ワイヤレスドアホンは、通常のケーブル式ドアホンを設置できない場合によく利用されます。しかし、ケーブルを設置できる場合は、ケーブル式のほうが高性能で安価なので、ケーブル式の製品を選びましょう。
通常のケーブル式ドアホンは、設置する際に、屋外から屋内へケーブルを敷設し、目立たないように壁などに埋め込みます。建物の完成後にケーブルを壁に埋め込むのは難しいので、建築中に埋め込むのが普通です。
しかし、建物が完成後に、ケーブルが何らかの原因で切断されて使用不能になることがあります。あるいは、もともとドアホン用ケーブルが敷設されていない中古住宅に新たにドアホンを設置したい場合もあります。また、ドアホンを借家やアパートなどに設置したいが建物に大きな傷をつけたくない場合などもあるでしょう。このような時、ワイヤレスドアホンは便利です。
ワイヤレスドアホンは、玄関から屋内へケーブルを敷設する必要がないため、取り付け工事がとても簡単です。さらに、もし玄関子機が超軽量である場合は、ボルトの代わりに粘着テープなどで取り付けられるので、建物に目立つ傷がつきません。
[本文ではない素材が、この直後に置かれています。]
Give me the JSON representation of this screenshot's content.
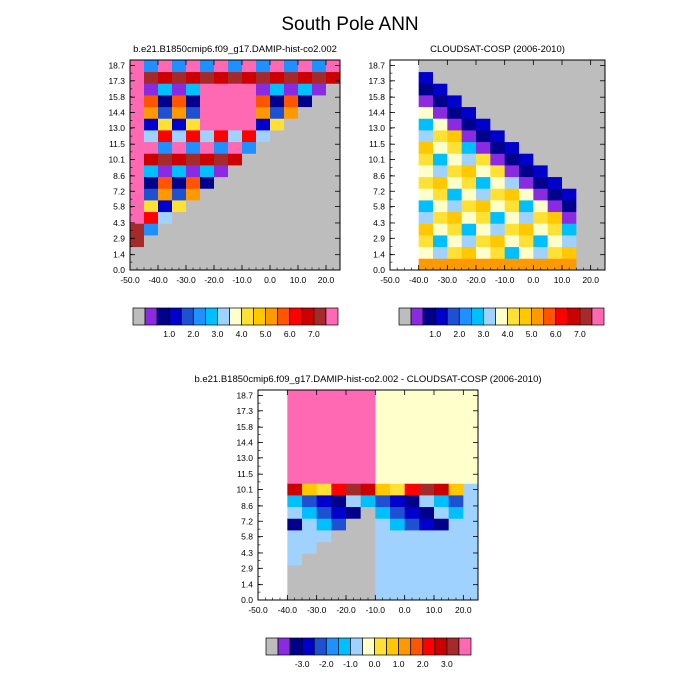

ただし、玄関子機を粘着テープで固定したい場合は、雨がかかる場所に固定すると、すぐはがれ落ちてしまいます。設置場所に雨や水がかかる可能性がある場合は、玄関子機はネジなどでしっかりと固定する必要があります。
ドアスコープを取り外して、代わりに取り付けることができるワイヤレスドアホンもあります。マンションのドアなどにも簡単に設置できます。
ワイヤレスドアホンは、もし壊れても、交換が簡単にできます。また、引越しなどでドアホンを取り外したい時に、撤去するのが簡単です。
ワイヤレスドアホンの玄関子機は、ケーブルがないため、電池で動きます。親機は電源ケーブルを使用するタイプと電池で動くタイプの2種類があります。電池で動く装置は、電池が消耗していないかどうか、定期的に、動作を確認する必要があります。
ワイヤレスドアホンは、購入する前に、利用できるかどうかをあらかじめ確認する必要があります。というのは、玄関子機と室内の親機の間で電波を送受信しますので、その間に厚いコンクリートの壁などの障害物があると、電波を正常に送受信できない場合があるからです。もっとも、普通の木造家屋では送受信は問題なくできます。
玄関子機や親機からの電波は、屋外にも発信されるので、誰かに盗聴される恐れもあります。ただし、電波を暗号化して発信する製品であれば、盗聴される可能性は格段に低くなります。
ワイヤレスのテレビドアホンは、ケーブル式のテレビドアホンなどと比べると、信号の送信速度が遅くなるので、モニターの画面サイズは小さくなり、また、動きがぎこちなくなります。
ワイヤレスのテレビドアホンの中には、従来の音声のみのドアホンと併用して使用するタイプもあります。その場合は、音声会話機能はなく、ビデオ機能のみが利用できます。